See Style Chart
Use: The idea of making villas developed in Greece and reached fulfillment in the Roman Empire. The word ‘palace’ comes from Augustus’ villa on Rome’s Palatine Hill. The villa became a palatial estate complete with dwellings, gardens and numerous subsidiary buildings. Both rustic and urban villas were made. Their use was to live, relax, exercise, entertain friends and conduct pleasant business, or, in Hadrian’s case, run an empire. The villa integrated elements of many earlier garden types: the domestic courtyard, the gymnasium (sacred grove), the temple garden (many emperors were considered Gods) and the hunting park. Owners enjoyed both the chase and the supply of fresh meat.

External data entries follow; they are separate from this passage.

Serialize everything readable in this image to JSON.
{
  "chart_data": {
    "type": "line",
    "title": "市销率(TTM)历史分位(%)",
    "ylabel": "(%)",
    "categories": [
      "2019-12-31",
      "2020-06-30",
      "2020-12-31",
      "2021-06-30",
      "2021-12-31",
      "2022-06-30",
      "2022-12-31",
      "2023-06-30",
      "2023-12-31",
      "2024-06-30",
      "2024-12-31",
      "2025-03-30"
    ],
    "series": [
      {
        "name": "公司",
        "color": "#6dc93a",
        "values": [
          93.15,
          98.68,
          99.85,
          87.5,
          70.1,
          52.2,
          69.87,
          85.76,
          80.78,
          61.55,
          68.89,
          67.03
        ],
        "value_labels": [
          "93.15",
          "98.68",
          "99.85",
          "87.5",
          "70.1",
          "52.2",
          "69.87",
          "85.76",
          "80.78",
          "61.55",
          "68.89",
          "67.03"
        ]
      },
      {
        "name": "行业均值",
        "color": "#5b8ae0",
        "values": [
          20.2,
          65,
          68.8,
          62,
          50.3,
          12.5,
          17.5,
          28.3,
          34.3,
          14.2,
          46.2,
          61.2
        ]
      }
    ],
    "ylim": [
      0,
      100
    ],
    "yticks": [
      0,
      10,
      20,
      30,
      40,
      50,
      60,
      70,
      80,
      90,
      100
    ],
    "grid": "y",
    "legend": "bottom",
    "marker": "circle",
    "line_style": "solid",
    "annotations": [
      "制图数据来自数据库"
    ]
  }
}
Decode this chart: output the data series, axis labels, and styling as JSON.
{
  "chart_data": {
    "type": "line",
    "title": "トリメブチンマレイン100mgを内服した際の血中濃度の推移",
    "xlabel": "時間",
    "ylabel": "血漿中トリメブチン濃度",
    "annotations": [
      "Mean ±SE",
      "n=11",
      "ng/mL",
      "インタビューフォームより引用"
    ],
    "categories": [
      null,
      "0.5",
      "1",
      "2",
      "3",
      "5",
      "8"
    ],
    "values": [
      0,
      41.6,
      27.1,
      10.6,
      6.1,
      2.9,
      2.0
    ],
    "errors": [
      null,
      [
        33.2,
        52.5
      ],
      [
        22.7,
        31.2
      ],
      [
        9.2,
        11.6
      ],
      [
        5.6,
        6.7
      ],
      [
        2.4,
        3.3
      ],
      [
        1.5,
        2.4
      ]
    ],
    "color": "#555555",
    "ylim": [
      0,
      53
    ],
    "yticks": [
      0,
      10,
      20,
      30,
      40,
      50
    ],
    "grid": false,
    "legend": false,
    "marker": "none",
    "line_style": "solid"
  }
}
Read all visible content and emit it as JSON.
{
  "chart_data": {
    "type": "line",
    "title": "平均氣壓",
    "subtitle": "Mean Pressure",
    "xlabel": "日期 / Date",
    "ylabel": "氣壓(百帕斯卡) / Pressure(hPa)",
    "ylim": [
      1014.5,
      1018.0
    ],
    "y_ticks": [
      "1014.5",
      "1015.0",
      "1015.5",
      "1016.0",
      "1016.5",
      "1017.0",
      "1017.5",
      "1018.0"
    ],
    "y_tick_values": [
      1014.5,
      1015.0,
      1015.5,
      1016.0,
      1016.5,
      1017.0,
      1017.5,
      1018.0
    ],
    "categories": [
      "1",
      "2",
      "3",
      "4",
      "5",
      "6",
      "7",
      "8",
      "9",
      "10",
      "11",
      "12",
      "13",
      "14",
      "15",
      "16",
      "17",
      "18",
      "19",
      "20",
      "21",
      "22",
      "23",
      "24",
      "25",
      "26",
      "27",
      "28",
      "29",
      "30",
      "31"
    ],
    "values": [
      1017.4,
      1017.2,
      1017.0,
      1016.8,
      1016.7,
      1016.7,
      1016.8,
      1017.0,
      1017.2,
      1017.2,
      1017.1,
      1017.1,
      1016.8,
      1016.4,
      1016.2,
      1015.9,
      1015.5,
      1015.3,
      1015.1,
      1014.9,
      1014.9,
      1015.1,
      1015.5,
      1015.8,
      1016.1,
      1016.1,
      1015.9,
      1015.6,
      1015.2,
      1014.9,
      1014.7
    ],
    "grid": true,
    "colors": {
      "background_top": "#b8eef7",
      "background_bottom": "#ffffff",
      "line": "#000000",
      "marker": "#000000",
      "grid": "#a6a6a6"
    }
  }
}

Form: Buildings and gardens were grouped together within a bounded enclosure. The spaces adjoining individual buildings were axially planned but, by the standards of renaissance villas, the lack of an axial relationship between buildings is surprising. Structures were scattered like parcels on a table. Either there was no overall plan or it was asymmetrical. In Southern Spain (c1250) the Moors built palatial villa-gardens, planned like their Roman predecessors but also drawing upon the Paradise gardens of the east. With the renaissance, the practice of villa-building resumed in Italy. Typical features included: pools, fountains, colonades, statuary, evergreens and adjacent hunting parks (as at the Villa Lante).